Wenn es in Richtung Start geht, ist Webbers Leistungsabfall meist nicht mehr weit

Formel 1 2013

— 30.08.2013

Webbers Startschwäche für Surer "ein Phänomen"

Ex-Pilot Marc Surer kann sich die schlechten Starts von Mark Webber auch nicht erklären: "Das kann man eigentlich gar nicht so schlecht machen"

Red Bull war in Spa-Francorchamps am vergangenen Wochenende nicht zu bezwingen. Der Rennstall um Teamchef Christian Horner dominierte das Geschehen mit Sebastian Vettel am Sonntag nach Belieben. Dennoch war man bei den Roten Bullen nicht ganz zufrieden. "Wir haben mit zwei Autos auf dem Podium gerechnet", sagte Motorsportkonsulent Helmut Marko nach dem Rennen leicht angesäuert bei 'RTL'.

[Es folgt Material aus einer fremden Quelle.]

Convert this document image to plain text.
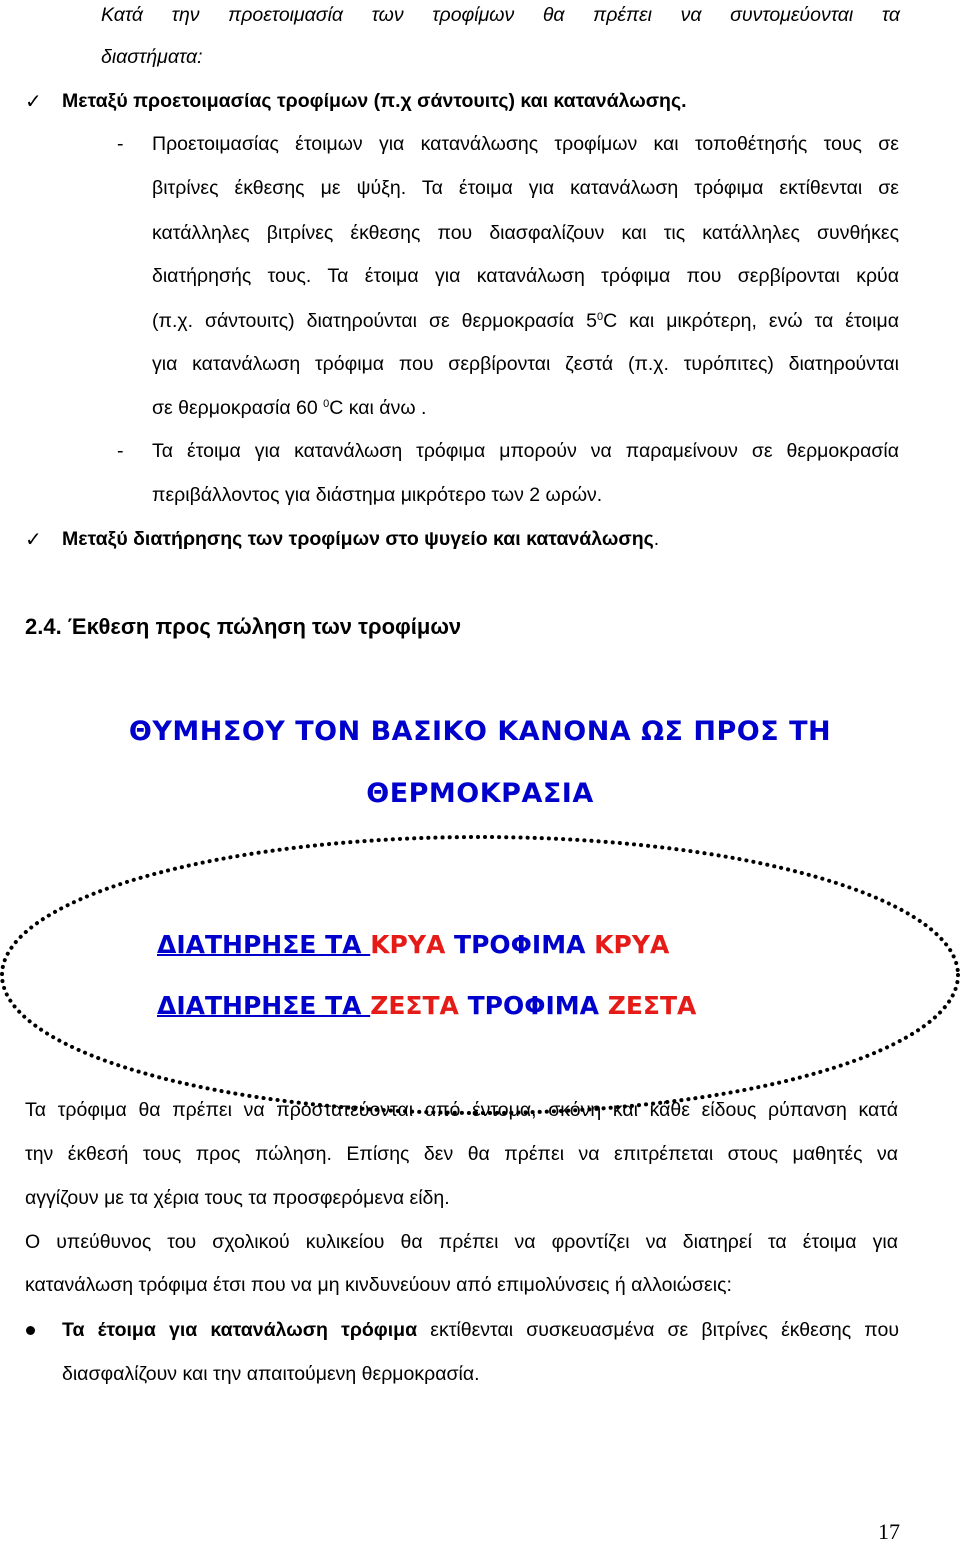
Κατά την προετοιμασία των τροφίμων θα πρέπει να συντομεύονται τα
διαστήματα:
✓ Μεταξύ προετοιμασίας τροφίμων (π.χ σάντουιτς) και κατανάλωσης.
- Προετοιμασίας έτοιμων για κατανάλωσης τροφίμων και τοποθέτησής τους σε
βιτρίνες έκθεσης με ψύξη. Τα έτοιμα για κατανάλωση τρόφιμα εκτίθενται σε
κατάλληλες βιτρίνες έκθεσης που διασφαλίζουν και τις κατάλληλες συνθήκες
διατήρησής τους. Τα έτοιμα για κατανάλωση τρόφιμα που σερβίρονται κρύα
(π.χ. σάντουιτς) διατηρούνται σε θερμοκρασία $5^0C$ και μικρότερη, ενώ τα έτοιμα
για κατανάλωση τρόφιμα που σερβίρονται ζεστά (π.χ. τυρόπιτες) διατηρούνται
σε θερμοκρασία 60 $^0$C και άνω .
- Τα έτοιμα για κατανάλωση τρόφιμα μπορούν να παραμείνουν σε θερμοκρασία
περιβάλλοντος για διάστημα μικρότερο των 2 ωρών.
✓ Μεταξύ διατήρησης των τροφίμων στο ψυγείο και κατανάλωσης.
2.4. Έκθεση προς πώληση των τροφίμων
ΘΥΜΗΣΟΥ ΤΟΝ ΒΑΣΙΚΟ ΚΑΝΟΝΑ ΩΣ ΠΡΟΣ ΤΗ
ΘΕΡΜΟΚΡΑΣΙΑ
ΔΙΑΤΗΡΗΣΕ ΤΑ ΚΡΥΑ ΤΡΟΦΙΜΑ ΚΡΥΑ
ΔΙΑΤΗΡΗΣΕ ΤΑ ΖΕΣΤΑ ΤΡΟΦΙΜΑ ΖΕΣΤΑ
Τα τρόφιμα θα πρέπει να προστατεύονται από έντομα, σκόνη και κάθε είδους ρύπανση κατά
την έκθεσή τους προς πώληση. Επίσης δεν θα πρέπει να επιτρέπεται στους μαθητές να
αγγίζουν με τα χέρια τους τα προσφερόμενα είδη.
Ο υπεύθυνος του σχολικού κυλικείου θα πρέπει να φροντίζει να διατηρεί τα έτοιμα για
κατανάλωση τρόφιμα έτσι που να μη κινδυνεύουν από επιμολύνσεις ή αλλοιώσεις:
Τα έτοιμα για κατανάλωση τρόφιμα εκτίθενται συσκευασμένα σε βιτρίνες έκθεσης που
διασφαλίζουν και την απαιτούμενη θερμοκρασία.
17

Die Spitze musste sich mal wieder Mark Webber abholen. Der Australier war zwar von Rang drei gestartet, kam letztlich aber nur als Fünfter ins Ziel. Die Ursache allen Übels war mal wieder ein schlechter Start - für die der zukünftige Langstrecken-Pilot mittlerweile bekannt ist. Doch die Gründe für die regelmäßig unterdurchschnittlichen Start wüsste nicht nur der Australier gerne, auch 'Motorsport-Total.com'-Experte Marc Surer fragt sich, was dahintersteckt.

"Warum Webber so schlecht startet, ist für mich ein Phänomen", sagt der Schweizer im Gespräch mit 'Sportradio360.de' und 'Formel1.de'. "Der ist bekannt dafür, dass er immer wenn er in der Nähe von Vettel steht, einen schlechten Start hinlegt. Man könnte fast meinen, es sei Absicht vom Team", grübelt er, denn anders kann sich der Ex-Pilot die Sache nicht erklären. "Das kann man eigentlich gar nicht so schlecht machen, wie der Webber immer startet."

Und dann kommt die Lehrstunde mit Marc Surer: "Man hat zwei Kupplungshebel am Lenkrad. Mit dem einen Hebel geht man an den Druckpunkt, das heißt, dass das Auto anfährt. Dann kuppelt man mit dem anderen Finger komplett aus. Wenn jetzt die Ampel ausgeht, dann lässt man den linken Finger - also die Kupplung - los. Die schleift dann mit dem rechten Finger - und mit dem rechten Finger lässt man dann den Rest los."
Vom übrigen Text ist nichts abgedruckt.